Quick Reference – Anterior Pituitary Hormones & Their Regulation

  • GH (Growth Hormone)
    • + by GHRH
    • – by GHIH (somatostatin), ↑GH, ↑IGF
  • TSH (Thyroid-Stimulating Hormone)
    • + by TRH (Thyrotropin-Releasing Hormone)
    • – by thyroid hormones (T₃/T₄)
  • ACTH (Adrenocorticotropic Hormone)
    • + by CRH (Corticotropin-Releasing Hormone)
    • – by glucocorticoids, chiefly cortisol
  • FSH (Follicle-Stimulating Hormone)
    • + by GnRH (Gonadotropin-Releasing Hormone)
    • – by estrogens (ovary) / inhibin (testis)
  • LH (Luteinizing Hormone)
    • + by GnRH
    • – by estrogens, progesterone, testosterone
  • PRL (Prolactin)
    • + by PRH (Prolactin-Releasing Hormone)
    • – by PIH (Dopamine) & ↑prolactin itself (autoinhibition)
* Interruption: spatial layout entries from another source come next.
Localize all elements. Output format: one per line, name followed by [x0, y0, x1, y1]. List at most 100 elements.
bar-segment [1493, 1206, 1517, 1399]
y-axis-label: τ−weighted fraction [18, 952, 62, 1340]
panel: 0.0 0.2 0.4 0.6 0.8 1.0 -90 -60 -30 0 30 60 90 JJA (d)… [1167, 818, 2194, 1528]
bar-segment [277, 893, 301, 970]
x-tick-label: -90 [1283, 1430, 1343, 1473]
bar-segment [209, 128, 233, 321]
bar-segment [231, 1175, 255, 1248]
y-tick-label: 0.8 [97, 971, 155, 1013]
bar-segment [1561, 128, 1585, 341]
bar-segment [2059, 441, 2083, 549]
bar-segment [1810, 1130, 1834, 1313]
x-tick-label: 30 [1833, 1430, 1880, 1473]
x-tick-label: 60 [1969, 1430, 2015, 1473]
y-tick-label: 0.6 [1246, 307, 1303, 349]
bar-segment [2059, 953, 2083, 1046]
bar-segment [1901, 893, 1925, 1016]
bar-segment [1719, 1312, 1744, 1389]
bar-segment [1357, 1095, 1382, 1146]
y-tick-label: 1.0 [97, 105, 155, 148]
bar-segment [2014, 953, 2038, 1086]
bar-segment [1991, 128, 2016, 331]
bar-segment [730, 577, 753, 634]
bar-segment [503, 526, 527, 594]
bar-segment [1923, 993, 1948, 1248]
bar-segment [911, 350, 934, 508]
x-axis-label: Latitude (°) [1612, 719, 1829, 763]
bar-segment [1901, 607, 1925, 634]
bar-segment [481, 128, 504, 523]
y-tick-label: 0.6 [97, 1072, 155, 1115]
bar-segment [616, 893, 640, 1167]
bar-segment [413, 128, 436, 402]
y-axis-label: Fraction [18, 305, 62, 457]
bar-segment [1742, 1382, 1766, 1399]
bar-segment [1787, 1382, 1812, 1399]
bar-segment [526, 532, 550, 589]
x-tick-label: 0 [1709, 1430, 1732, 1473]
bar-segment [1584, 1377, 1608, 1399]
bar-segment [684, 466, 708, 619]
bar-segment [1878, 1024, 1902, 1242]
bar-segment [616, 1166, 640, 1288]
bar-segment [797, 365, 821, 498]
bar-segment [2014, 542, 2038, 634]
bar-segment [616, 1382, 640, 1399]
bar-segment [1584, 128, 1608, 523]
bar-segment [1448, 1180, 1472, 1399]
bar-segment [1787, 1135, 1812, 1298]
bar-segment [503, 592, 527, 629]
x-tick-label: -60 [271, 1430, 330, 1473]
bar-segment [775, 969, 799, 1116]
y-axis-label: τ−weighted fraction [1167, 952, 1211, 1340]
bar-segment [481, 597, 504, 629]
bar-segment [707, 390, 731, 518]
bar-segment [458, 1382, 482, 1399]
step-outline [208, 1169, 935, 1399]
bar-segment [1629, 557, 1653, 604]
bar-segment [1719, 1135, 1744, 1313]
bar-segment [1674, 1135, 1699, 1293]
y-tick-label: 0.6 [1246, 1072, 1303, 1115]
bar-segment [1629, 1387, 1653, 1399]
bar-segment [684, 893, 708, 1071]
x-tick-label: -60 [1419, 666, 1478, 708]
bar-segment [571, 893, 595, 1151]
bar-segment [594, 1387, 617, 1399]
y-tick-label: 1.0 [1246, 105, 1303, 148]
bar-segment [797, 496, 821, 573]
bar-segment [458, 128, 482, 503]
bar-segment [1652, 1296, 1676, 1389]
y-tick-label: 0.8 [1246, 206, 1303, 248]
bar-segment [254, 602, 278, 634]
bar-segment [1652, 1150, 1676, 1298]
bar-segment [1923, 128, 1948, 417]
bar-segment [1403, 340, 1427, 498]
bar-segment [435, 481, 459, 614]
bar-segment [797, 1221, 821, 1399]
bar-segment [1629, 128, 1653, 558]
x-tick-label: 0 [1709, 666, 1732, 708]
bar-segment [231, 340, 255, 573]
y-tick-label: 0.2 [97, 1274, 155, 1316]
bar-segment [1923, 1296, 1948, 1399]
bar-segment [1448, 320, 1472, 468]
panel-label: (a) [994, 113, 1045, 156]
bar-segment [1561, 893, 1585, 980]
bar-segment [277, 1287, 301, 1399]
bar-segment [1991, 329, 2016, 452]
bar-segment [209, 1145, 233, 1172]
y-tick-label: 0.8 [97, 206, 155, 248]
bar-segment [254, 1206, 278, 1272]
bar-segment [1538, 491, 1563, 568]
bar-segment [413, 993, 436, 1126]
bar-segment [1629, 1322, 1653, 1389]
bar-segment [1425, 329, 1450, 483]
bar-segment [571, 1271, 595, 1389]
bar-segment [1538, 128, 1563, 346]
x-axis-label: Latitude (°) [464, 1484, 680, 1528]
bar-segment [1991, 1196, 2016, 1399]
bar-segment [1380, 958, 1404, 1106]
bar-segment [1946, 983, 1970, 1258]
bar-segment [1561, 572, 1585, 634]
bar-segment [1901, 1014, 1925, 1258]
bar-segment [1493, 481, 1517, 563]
Mnemonic – “TPFLAG” (Anterior-Pituitary Hormones)

  • T – TSH
  • P – Prolactin
  • F – FSH
  • L – LH
  • A – ACTH
  • G – GH

Practical/Clinical Connections

  • GH deficiency in children ➜ dwarfism; excess ➜ gigantism.
  • Adult excess ➜ acromegaly (enlarged hands, jaw, organs) owing to post-epiphyseal-plate closure.
  • Somatostatin analogues used therapeutically to suppress GH (acromegaly) or other hypersecretory states.
  • Exercise & sleep hygiene naturally augment physiologic GH spikes — exploited in paediatric endocrinology.